Katanya demi kemaslahatan umat, namun kemaslahatan yang mana yang mereka maksud? Sepenting apa sampai mereka rela mengorbankan keberlangsungan ekologis? Entahlah pada kenyataannya agama kini mulai kehilangan fungsi profetiknya, yakni menegur yang salah dan membela yang lemah. Dan kita juga harus menerima kenyataan pahit, bahwa seseorang yang mewarisi takhlta kenabian pun tak luput dari kerakusan dan ketamakan.
Pada akhirnya kerusakan multidimensi ini menghantarkan kita pada satu pertanyaan. Kemana lagi kita akan berlindung?
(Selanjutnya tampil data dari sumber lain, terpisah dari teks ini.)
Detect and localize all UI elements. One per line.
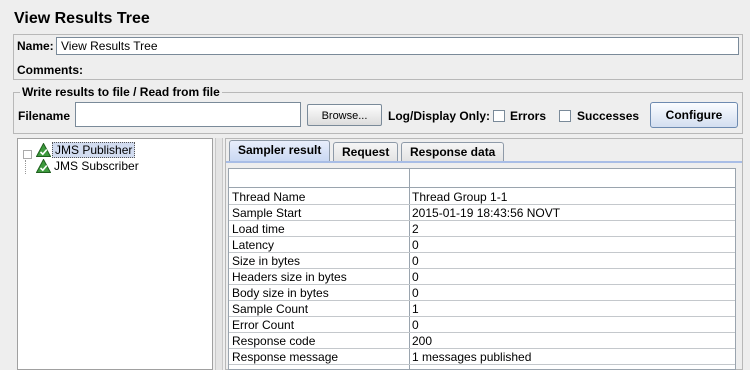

Kita tidak punya lagi kompas moral, kita juga kehilangan perwakilan yang akan membela kita, dan kita juga telah kehilangan harapan untuk generasi muda agar tumbuh menjadi manusia yang tidak hanya cerdas, namun juga beretika. Sepertinya, kita memang perlu mengakui bahwa kita adalah kematian, seperti kata Oppenheimer.
Kita sudah terlalu pintar mengambil teori nya Tan Malaka (Logika Mistika) Atau teori nya Edward B. Tylor (Animise). Kita semua tahu bahwa logika mistika itu menyesatkan dan kita juga sudah keluar dari keterkungkungan itu, namun anugerah tersebut sepertinya menjadi bom waktu bagi kita. Mungkin memang lebih baik kita kembali percaya pada paranormal atau dukun, bahwa di hutan dan di lautan terdapat berbagai macam makhluk tak kasat mata, supaya kita tahu merekalah penjaga ekologis yang paling jujur.